Bob Oros is another sales trainer and coach I know and admire.
This reminder came via this morning’s email.
It definitely is worth a read.
Thanks Bob.
Here’s a real problem — we don’t get recognition for our failures, only our success. At the sales meetings the recognition always goes to one with the highest sales volume. This recognition is, of course, their just reward.
However, how does it make everyone else feel?
We reward success to the point that if you are not in the top ten percent you feel insignificant or unimportant. You work just as hard, make just as many sales calls and presentations, ask for the order, yet things just don’t seem to come together. And then, at every sales meeting, your feeling of having only mediocre sales ability is reinforced.
We think we are reinforcing success, and we are for those few who exceeded their sales objective this month, yet we are actually reinforcing failure in everyone else. If you have had these feelings it doesn’t mean the system is at fault, it means our attitude towards failure is at fault.
Experiences that are continually unsuccessful can discourage us and decrease our desire for success. What we need is something on a personal level that will keep us feeling successful. That something is how we define mistakes and failures. There is only one way reach that single goal every sales person has; exceed their sales objective. That way is to go through the ” tunnel” of painful experience. Along the wall of this tunnel are the inscriptions of those who went before you and gave up.

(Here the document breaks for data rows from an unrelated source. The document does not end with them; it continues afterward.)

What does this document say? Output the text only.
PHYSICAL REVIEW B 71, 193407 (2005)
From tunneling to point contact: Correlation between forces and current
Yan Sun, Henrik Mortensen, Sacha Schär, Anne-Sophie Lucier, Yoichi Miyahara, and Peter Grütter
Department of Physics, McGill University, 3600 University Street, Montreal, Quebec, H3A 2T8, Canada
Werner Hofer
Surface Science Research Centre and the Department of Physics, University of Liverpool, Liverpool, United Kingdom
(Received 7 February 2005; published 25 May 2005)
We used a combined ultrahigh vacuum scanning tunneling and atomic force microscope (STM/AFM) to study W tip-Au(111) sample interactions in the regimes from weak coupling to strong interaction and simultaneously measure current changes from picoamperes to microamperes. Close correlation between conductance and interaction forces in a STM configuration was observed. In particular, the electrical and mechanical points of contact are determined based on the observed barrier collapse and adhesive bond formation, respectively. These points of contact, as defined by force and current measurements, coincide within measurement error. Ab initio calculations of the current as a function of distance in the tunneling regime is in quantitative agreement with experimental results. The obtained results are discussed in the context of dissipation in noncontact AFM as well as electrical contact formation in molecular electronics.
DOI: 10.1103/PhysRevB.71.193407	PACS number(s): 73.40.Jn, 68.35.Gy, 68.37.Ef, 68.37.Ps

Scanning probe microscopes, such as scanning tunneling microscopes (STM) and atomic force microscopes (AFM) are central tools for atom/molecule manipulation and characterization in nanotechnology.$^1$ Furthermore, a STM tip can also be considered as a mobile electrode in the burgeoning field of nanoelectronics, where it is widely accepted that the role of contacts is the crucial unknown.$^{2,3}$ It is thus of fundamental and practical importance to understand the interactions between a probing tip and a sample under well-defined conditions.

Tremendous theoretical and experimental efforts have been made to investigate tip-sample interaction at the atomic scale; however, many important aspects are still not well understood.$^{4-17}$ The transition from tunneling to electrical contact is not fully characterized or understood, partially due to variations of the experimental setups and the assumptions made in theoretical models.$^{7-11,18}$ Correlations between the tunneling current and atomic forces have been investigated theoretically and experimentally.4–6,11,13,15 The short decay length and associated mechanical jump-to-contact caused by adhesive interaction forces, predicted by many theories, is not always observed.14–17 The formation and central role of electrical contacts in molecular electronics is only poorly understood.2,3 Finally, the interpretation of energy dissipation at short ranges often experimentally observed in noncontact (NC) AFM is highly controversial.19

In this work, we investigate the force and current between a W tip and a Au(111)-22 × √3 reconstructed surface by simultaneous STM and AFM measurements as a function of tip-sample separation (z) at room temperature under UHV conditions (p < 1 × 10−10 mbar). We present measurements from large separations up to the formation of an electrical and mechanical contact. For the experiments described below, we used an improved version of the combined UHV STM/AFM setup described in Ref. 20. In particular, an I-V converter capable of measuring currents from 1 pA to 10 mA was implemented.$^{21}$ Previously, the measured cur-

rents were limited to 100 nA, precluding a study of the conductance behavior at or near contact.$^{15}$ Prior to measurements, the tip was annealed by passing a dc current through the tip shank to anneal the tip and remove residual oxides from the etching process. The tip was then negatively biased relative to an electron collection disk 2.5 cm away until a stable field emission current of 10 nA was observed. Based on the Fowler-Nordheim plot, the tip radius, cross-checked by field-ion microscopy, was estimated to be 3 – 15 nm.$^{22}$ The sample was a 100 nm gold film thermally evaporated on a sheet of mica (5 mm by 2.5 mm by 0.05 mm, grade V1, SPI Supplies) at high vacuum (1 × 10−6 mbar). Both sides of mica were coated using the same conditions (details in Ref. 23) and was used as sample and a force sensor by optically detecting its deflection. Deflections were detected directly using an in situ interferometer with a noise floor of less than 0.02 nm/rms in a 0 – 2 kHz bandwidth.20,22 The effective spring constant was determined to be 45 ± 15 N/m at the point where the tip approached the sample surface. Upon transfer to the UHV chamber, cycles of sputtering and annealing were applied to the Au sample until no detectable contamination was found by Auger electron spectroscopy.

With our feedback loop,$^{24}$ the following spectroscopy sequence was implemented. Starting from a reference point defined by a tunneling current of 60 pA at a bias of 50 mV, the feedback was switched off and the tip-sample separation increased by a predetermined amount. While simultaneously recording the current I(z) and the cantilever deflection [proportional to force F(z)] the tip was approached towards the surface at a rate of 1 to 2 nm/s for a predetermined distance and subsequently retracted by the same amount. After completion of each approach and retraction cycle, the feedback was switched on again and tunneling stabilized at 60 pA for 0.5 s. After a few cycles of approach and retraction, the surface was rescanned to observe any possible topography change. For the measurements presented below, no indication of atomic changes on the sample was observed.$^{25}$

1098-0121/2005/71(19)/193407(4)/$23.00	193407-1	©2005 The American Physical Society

You know what they are: “This is not worth it”; “There must be a better way to make a living”; “I’m going back to school and get a real job”; “All the good territories are already taken”; “The competition is ruthless”; “I’m going to try selling a different line”; “They expect too much”; “How can they expect to sell anything at these prices”; etc.
The light at the end of the tunnel went out for these people who were not “cut out to be in sales”. They saw only the glamour of being independent with opportunity to earn “easy” money. They didn’t realize that they had to “cut themselves out” to succeed in this business. This tunnel is designed as a filter, it weeds out those who are not willing to pay the price.
There is only one way through the tunnel and that is to keep going. You can always go on for one more day. Stick it out for one more week. Hang in there one more month. And then, all of a sudden, just when you are ready to give up, everything will come together. You will be the one getting the recognition. Then everyone will be telling you how lucky you are. That you got all the breaks, had the best territory and the easiest customers to work with. You and I will know better.